Creating a convivial ambience must’ve been tricky. In some sense, diners crave an escape from reality but also want to feel protected. How did you navigate this?
DB: Yes, it was a challenge. This was true in Daniel. We got the permit to open a sidewalk café very late in the summer—almost in September. We built Boulud Sur Mer, with the idea of creating an outdoor Provençal experience. We wanted to keep the café going through the winter, otherwise we would have to furlough people again. Stephanie Goto, a very talented architect, came up with these “bungalows” with the striped cloth. Each one has heaters and piped-in music.
When indoor dining was possible, we extended Boulud Sur Mer to the restaurant. We had wonderful sponsors like Hèrmes who gave us wallpaper and fabrics to reinvent the interiors. Stephanie, who also designed it, graciously helped me raise money and get sponsors to be able to make those changes.

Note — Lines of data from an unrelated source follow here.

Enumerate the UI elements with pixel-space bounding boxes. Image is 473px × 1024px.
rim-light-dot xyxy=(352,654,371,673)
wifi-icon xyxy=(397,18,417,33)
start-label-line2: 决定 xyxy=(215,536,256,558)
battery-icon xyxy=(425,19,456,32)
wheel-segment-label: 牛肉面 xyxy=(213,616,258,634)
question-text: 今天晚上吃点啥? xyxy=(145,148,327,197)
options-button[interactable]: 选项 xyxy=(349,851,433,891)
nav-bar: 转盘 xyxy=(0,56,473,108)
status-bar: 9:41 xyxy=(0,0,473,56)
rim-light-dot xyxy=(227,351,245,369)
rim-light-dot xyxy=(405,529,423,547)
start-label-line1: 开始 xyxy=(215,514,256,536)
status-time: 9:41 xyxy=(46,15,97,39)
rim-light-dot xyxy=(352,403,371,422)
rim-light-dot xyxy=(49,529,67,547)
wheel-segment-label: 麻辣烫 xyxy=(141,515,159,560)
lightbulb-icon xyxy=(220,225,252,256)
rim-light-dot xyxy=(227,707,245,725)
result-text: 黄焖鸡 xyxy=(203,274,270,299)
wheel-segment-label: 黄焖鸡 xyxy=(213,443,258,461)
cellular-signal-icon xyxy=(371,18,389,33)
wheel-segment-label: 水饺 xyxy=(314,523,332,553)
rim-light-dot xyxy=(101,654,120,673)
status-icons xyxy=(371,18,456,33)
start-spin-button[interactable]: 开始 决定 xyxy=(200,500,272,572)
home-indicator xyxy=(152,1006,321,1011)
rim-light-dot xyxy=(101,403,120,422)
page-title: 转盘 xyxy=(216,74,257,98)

How do you feel about QR-code based menus?
DB: I prefer a paper menu. How can you look for wine with a QR code? It would entail scrolling through pages and pages on your phone. It would be much easier to have a wine list printed on paper and interact with a sommelier. And of course, keeping our smartphones away while we’re dining is always better. I’m all for paper and face-to-face conversation.
Did working on so many projects help you deal with the pandemic?
DB: Yes, absolutely. I don’t think I would have done well if I had to stay home and do nothing.
What comfort food do you turn to?
DB: A good soup. There was soup at the table every night when I was a kid. That taught me that you can put so much flavor, nutrition, and pleasure in it. A soup can be extremely simple and still be very nourishing. You can make a beautiful soup with just leeks and potatoes, for example.
How do you see fine dining evolving?
DB: There’s nothing more uplifting than the memory of a very good meal. People are constantly saying that fine dining will go away but I think it will stay forever. It may just be a different form—maybe with less pretension, less pomp and circumstance. But there’s still something irreplaceable about the refinement of a meal, the attention to service, and attention to detail. Creating good memories around a table with good food and wine is what people are craving. I think those moments are very emotional and very powerful.
This long period of privation culminates to a genuine pleasure of getting together.